Administradora com uma carreira brilhante construída no setor de tecnologia, Nina transformou todas as experiências de racismo que viveu ao longo de sua trajetória em um projeto de empoderamento da comunidade negra e de letramento racial, no qual pessoas brancas devem atuar de maneira ativa. “Em tempos de ESG (environmental, social & governance) o Movimento Black Money tem feito parcerias com grandes empresas como B3, P&G e Makro no processo de enegrecimento de suas cadeias de suprimentos, apoio a afroempreendimentos durante a pandemia e inclusão racial em seus quadros colaborativos por meio do projeto Black Vagas. Um processo que começa na elucidação das desigualdades raciais da sociedade brasileira, mas com diretrizes propositivas tanto de projetos quanto de eventos que promovam educação, comunicação, empregabilidade e empreendedorismo da comunidade negra.”
O contingente que ela pretende atingir é imenso. Os afrodescendentes são 56% da população brasileira, 53% dos micro e pequenos empreendedores, 75% dos 10% mais pobres e 67% dos desempregados. Apesar de terem o crédito três vezes mais negado nas instituições bancárias tradicionais, segundo levantamento da Small Business Administration, os negros movimentam uma renda própria de R$ 1,9 trilhão por ano. Mesmo assim, a média salarial de um empreendedor negro equivale à metade da média de remuneração de um empreendedor branco. “85% dos nano e microempreendedores negros da nossa rede declararam que não vendem pela internet e que tiveram o faturamento reduzido a menos de R$ 500 por mês durante a pandemia, sendo esses estabelecimentos a fonte principal de renda familiar”, afirma Nina.

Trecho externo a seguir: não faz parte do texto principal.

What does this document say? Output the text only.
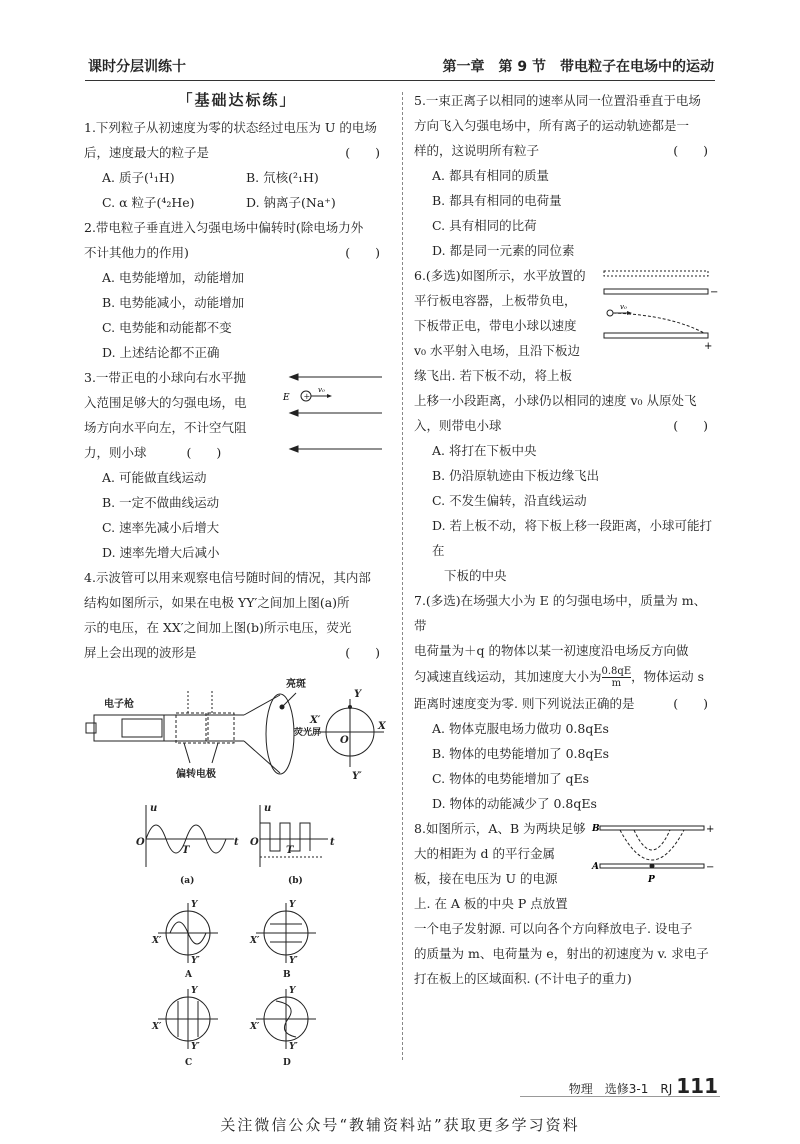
课时分层训练十	第一章　第 9 节　带电粒子在电场中的运动
「基础达标练」

1.下列粒子从初速度为零的状态经过电压为 U 的电场

后，速度最大的粒子是	(　　)

A. 质子(¹₁H)	B. 氘核(²₁H)
C. α 粒子(⁴₂He)	D. 钠离子(Na⁺)

2.带电粒子垂直进入匀强电场中偏转时(除电场力外

不计其他力的作用)	(　　)

A. 电势能增加，动能增加

B. 电势能减小，动能增加

C. 电势能和动能都不变

D. 上述结论都不正确

+
v₀
E

3.一带正电的小球向右水平抛

入范围足够大的匀强电场，电

场方向水平向左，不计空气阻

力，则小球	(　　)

A. 可能做直线运动

B. 一定不做曲线运动

C. 速率先减小后增大

D. 速率先增大后减小

4.示波管可以用来观察电信号随时间的情况，其内部

结构如图所示，如果在电极 YY′之间加上图(a)所

示的电压，在 XX′之间加上图(b)所示电压，荧光

屏上会出现的波形是	(　　)

电子枪
亮斑
荧光屏
偏转电极
Y
Y′
X
X′
O

u
t
T
O
u
t
T
O
(a)	(b)

Y
Y′
X′
Y
Y′
X′
Y
Y′
X′
Y
Y′
X′
A	B
C	D

5.一束正离子以相同的速率从同一位置沿垂直于电场

方向飞入匀强电场中，所有离子的运动轨迹都是一

样的，这说明所有粒子	(　　)

A. 都具有相同的质量

B. 都具有相同的电荷量

C. 具有相同的比荷

D. 都是同一元素的同位素

−
+
v₀

6.(多选)如图所示，水平放置的

平行板电容器，上板带负电，

下板带正电，带电小球以速度

v₀ 水平射入电场，且沿下板边

缘飞出. 若下板不动，将上板

上移一小段距离，小球仍以相同的速度 v₀ 从原处飞

入，则带电小球	(　　)

A. 将打在下板中央

B. 仍沿原轨迹由下板边缘飞出

C. 不发生偏转，沿直线运动

D. 若上板不动，将下板上移一段距离，小球可能打在

下板的中央

7.(多选)在场强大小为 E 的匀强电场中，质量为 m、带

电荷量为＋q 的物体以某一初速度沿电场反方向做

匀减速直线运动，其加速度大小为 $\frac{0.8qE}{m}$ ，物体运动 s

距离时速度变为零. 则下列说法正确的是	(　　)

A. 物体克服电场力做功 0.8qEs

B. 物体的电势能增加了 0.8qEs

C. 物体的电势能增加了 qEs

D. 物体的动能减少了 0.8qEs

B
A
P
+
−

8.如图所示，A、B 为两块足够

大的相距为 d 的平行金属

板，接在电压为 U 的电源

上. 在 A 板的中央 P 点放置

一个电子发射源. 可以向各个方向释放电子. 设电子

的质量为 m、电荷量为 e，射出的初速度为 v. 求电子

打在板上的区域面积. (不计电子的重力)

物理　选修3-1　RJ 111
关注微信公众号“教辅资料站”获取更多学习资料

Ela conta que “black money” é uma ressignificação do termo estrangeiro que significava dinheiro sujo – e que para os negros utilizar o termo é falar de poder, não necessariamente ligado a dinheiro, mas a autonomia e liberdade. “Quando criamos o Movimento Black Money, nosso intuito era reunir os agentes do ecossistema preto, pensando no contexto de segundo país mais preto do mundo. Se considerarmos só as pessoas autodeclaradas pretas e pardas, economicamente o Brasil continuaria dentro do G20, ou seja, somos um país dentro de outro país, com amarras que vêm de séculos. Essas amarras precisam ser desestruturadas e a nossa liberdade precisa ser reerguida. O conceito de black money é sobre poder, é sobre o capital em suas diferentes formas, capital financeiro, capital intelectual e capital social.”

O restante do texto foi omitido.